Encosto nas Caldas da Rainha e procuro um café. Ao balcão estão dois empregados, um português e outro brasileiro, cercados por embalagens de cavacas, suspiros e outros doces da região. Em frente da caixa registadora está uma pequena pilha de jornais, de distribuição gratuita. A manchete surge em letras garrafais: “Nova rixa no Martim Moniz acaba com facadas e sangue na rua”. O jornal é o Folha Nacional, propriedade do Chega, e nas suas oito páginas são vários os títulos dedicados à imigração e criminalidade.

Tal como acontece nas redes sociais, com muito mais visibilidade, também no papel o partido de André Ventura não perde a oportunidade de disseminar a colagem da comunidade imigrante ao crime. Problema: uma peça-chave para a análise da criminalidade em Portugal, o Relatório Anual de Segurança Interna (RASI), não divulga as nacionalidades de quem comete os crimes e essa opacidade resulta em falta de informação fidedigna e objetiva que permita traçar um retrato real da situação.

Isso pode estar em vias de mudar. O Governo mostrou abertura para aprovar uma proposta da IL que visa incluir as nacionalidades e género dos detidos no RASI. Há quem tema que, com isso, se abra uma espécie de “caixa de Pandora”, como disse Alexandra Leitão, líder parlamentar do PS e candidata à Câmara de Lisboa, e que no futuro surjam pedidos para se listarem outros dados, como etnias e religião. Mas é aqui que o poder político deve intervir e estabelecer o que é relevante, ou não, divulgar.

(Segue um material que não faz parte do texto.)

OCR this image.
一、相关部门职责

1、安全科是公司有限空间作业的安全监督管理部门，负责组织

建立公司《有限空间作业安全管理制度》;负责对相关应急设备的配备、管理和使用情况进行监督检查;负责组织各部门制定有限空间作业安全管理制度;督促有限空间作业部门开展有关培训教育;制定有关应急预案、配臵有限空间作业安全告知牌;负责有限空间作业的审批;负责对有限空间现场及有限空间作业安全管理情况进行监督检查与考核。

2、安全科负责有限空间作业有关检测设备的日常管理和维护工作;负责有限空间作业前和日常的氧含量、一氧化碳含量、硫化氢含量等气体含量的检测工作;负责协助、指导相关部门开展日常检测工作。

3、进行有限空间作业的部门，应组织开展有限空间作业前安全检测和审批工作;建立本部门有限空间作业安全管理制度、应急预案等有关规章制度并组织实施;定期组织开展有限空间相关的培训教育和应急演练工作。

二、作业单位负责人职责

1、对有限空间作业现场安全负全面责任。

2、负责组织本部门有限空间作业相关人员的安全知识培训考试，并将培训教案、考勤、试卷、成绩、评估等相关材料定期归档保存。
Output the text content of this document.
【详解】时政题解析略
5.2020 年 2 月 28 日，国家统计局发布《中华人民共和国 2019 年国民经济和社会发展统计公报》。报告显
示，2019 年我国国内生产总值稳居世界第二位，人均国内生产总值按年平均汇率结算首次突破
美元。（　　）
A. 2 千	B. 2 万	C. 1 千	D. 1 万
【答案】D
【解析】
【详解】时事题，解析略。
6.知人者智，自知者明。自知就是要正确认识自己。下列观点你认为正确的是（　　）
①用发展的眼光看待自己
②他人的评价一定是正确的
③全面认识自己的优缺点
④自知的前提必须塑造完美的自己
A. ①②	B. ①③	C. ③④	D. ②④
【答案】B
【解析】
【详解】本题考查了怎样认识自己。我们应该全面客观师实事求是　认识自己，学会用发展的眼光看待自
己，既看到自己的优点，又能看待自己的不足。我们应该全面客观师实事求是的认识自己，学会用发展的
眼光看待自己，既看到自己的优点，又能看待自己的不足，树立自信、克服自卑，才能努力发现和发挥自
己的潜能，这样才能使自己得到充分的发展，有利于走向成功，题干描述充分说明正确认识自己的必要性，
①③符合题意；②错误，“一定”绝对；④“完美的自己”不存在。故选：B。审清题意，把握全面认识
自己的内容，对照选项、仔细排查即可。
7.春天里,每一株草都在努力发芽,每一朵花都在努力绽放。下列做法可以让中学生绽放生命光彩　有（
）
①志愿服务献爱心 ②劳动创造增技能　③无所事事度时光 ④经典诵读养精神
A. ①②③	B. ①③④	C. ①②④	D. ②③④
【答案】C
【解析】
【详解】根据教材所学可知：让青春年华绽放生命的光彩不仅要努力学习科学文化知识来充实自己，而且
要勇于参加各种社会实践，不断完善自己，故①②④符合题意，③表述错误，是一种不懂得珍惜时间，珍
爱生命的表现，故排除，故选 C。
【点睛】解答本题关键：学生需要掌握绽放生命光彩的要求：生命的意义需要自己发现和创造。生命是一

Na verdade, se hoje sabemos a nacionalidade dos turistas que vêm a Portugal, dos visitantes dos museus, dos estudantes nas escolas e universidades públicas, porquê não revelar abertamente a de quem comete crimes no país? Não só a nacionalidade, mas também se têm autorização de residência em Portugal (imigrantes) ou se são apenas cidadãos estrangeiros de passagem pelo país, já que a criminalidade transnacional também é frequente e pode contaminar as estatísticas.

Disponibilizar mais informação ajuda a dissipar as cortinas de fumo atrás das quais há quem se esconda para espalhar as ‘suas verdades’, quer à direita, quer à esquerda do espetro político. É também um passo no sentido de capacitar o leitor. Dar-lhe ferramentas para que, quando pega num jornal num café das Caldas da Rainha, saiba discernir entre o que é realidade e propaganda, entre o que é, de facto, um problema que precisa de ser corrigido e o que é empolado apenas para servir agendas políticas.